Bij het mededeelen dier proeven wordt een beroep gedaan op een medearbeider aan het Album, die een werktuig heeft uitgedacht om de hardheid van metalen te onderzoeken, en wordt deze uitgenoodigd tot eenige nadere mededeelingen daarover. Beroepsbezigheden en de wensch om de oorspronkelijke en volledige vermelding der proeven in het XVde deel van de Litterary and Philosophical Society of Manchester onder de oogen te hebben, hebben mij belet eerder gevolg te geven aan deze vriendelijke uitnoodiging; thans echter wil ik dit niet langer uitstellen.

Proefhamer op 1/5 der ware grootte

Proefhamer op 1/5 der ware grootte. Links:Van voren. Rechts: Van ter zijde.

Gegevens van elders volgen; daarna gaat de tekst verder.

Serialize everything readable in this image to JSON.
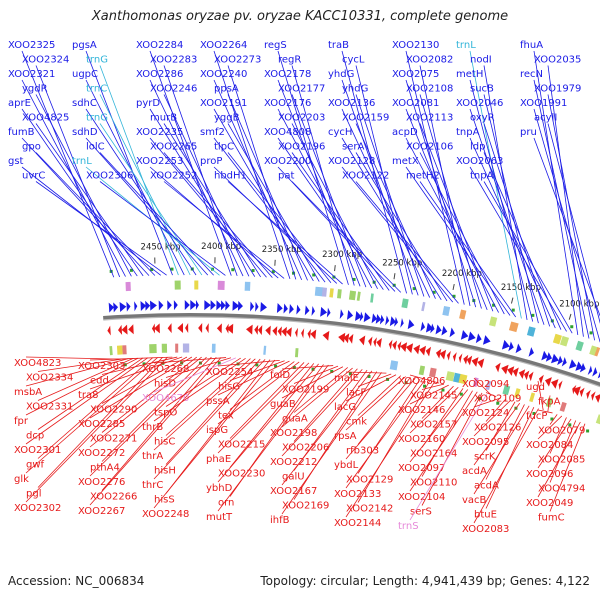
{
  "title": "Xanthomonas oryzae pv. oryzae KACC10331, complete genome",
  "accession_label": "Accession: NC_006834",
  "summary_label": "Topology: circular; Length: 4,941,439 bp; Genes: 4,122",
  "colors": {
    "forward": "#1a1ae6",
    "reverse": "#e61a1a",
    "rna": "#33b5d9",
    "rna_reverse": "#e68ad9",
    "backbone": "#777777"
  },
  "ticks": [
    "2100 kbp",
    "2150 kbp",
    "2200 kbp",
    "2250 kbp",
    "2300 kbp",
    "2350 kbp",
    "2400 kbp",
    "2450 kbp"
  ],
  "forward_labels": [
    "XOO2325",
    "XOO2324",
    "XOO2321",
    "ygdR",
    "aprE",
    "XOO4825",
    "fumB",
    "gpo",
    "gst",
    "uvrC",
    "pgsA",
    "trnG",
    "ugpC",
    "trnC",
    "sdhC",
    "trnG",
    "sdhD",
    "lolC",
    "trnL",
    "XOO2306",
    "XOO2284",
    "XOO2283",
    "XOO2286",
    "XOO2246",
    "pyrD",
    "murB",
    "XOO2235",
    "XOO2265",
    "XOO2253",
    "XOO2252",
    "XOO2264",
    "XOO2273",
    "XOO2240",
    "ppsA",
    "XOO2191",
    "yggB",
    "smf2",
    "tlpC",
    "proP",
    "hbdH1",
    "regS",
    "regR",
    "XOO2178",
    "XOO2177",
    "XOO2176",
    "XOO2203",
    "XOO4808",
    "XOO2196",
    "XOO2200",
    "pat",
    "traB",
    "cycL",
    "yhdG",
    "yhdG",
    "XOO2136",
    "XOO2159",
    "cycH",
    "serA",
    "XOO2128",
    "XOO2122",
    "XOO2130",
    "XOO2082",
    "XOO2075",
    "XOO2108",
    "XOO2081",
    "XOO2113",
    "acpD",
    "XOO2106",
    "metX",
    "metH2",
    "trnL",
    "nodI",
    "metH",
    "sucB",
    "XOO2046",
    "oxyR",
    "tnpA",
    "ldp",
    "XOO2063",
    "tnpA",
    "fhuA",
    "XOO2035",
    "recN",
    "XOO1979",
    "XOO1991",
    "acylI",
    "pru"
  ],
  "reverse_labels": [
    "XOO4823",
    "XOO2334",
    "msbA",
    "XOO2331",
    "fpr",
    "dcp",
    "XOO2301",
    "gwf",
    "glk",
    "pgl",
    "XOO2302",
    "XOO2303",
    "edd",
    "tra8",
    "XOO2290",
    "XOO2285",
    "XOO2271",
    "XOO2272",
    "pthA4",
    "XOO2276",
    "XOO2266",
    "XOO2267",
    "XOO2268",
    "hisD",
    "XOO4670",
    "tspO",
    "thrB",
    "hisC",
    "thrA",
    "hisH",
    "thrC",
    "hisS",
    "XOO2248",
    "XOO2254",
    "hisG",
    "pssA",
    "tex",
    "ispG",
    "XOO2215",
    "phaE",
    "XOO2230",
    "ybhD",
    "orn",
    "mutT",
    "folD",
    "XOO2199",
    "guaB",
    "guaA",
    "XOO2198",
    "XOO2206",
    "XOO2212",
    "galU",
    "XOO2167",
    "XOO2169",
    "ihfB",
    "malE",
    "lacF",
    "lacG",
    "cmk",
    "rpsA",
    "rfb303",
    "ybdL",
    "XOO2129",
    "XOO2133",
    "XOO2142",
    "XOO2144",
    "XOO4806",
    "XOO2145",
    "XOO2146",
    "XOO2157",
    "XOO2160",
    "XOO2164",
    "XOO2097",
    "XOO2110",
    "XOO2104",
    "serS",
    "trnS",
    "XOO2094",
    "XOO2109",
    "XOO2124",
    "XOO2126",
    "XOO2095",
    "scrK",
    "acdA",
    "acdA",
    "vacB",
    "btuE",
    "XOO2083",
    "ugd",
    "fkpA",
    "fucP",
    "XOO2079",
    "XOO2084",
    "XOO2085",
    "XOO2096",
    "XOO4794",
    "XOO2049",
    "fumC"
  ]
}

Wat dan den door mij aangewenden toestel betreft, deze bestaat eenvoudig in een ijzeren hamer, die bij S vrij om een scharnier beweegt. Onder aan den kop bevindt zich een mesje m van bijzonder hard staal, waarvan de niet zeer scherpe snede zuiver cirkelvormig is geslepen. Het middelpunt van den boog is op den beitel aangewezen en de straal r daardoor bekend.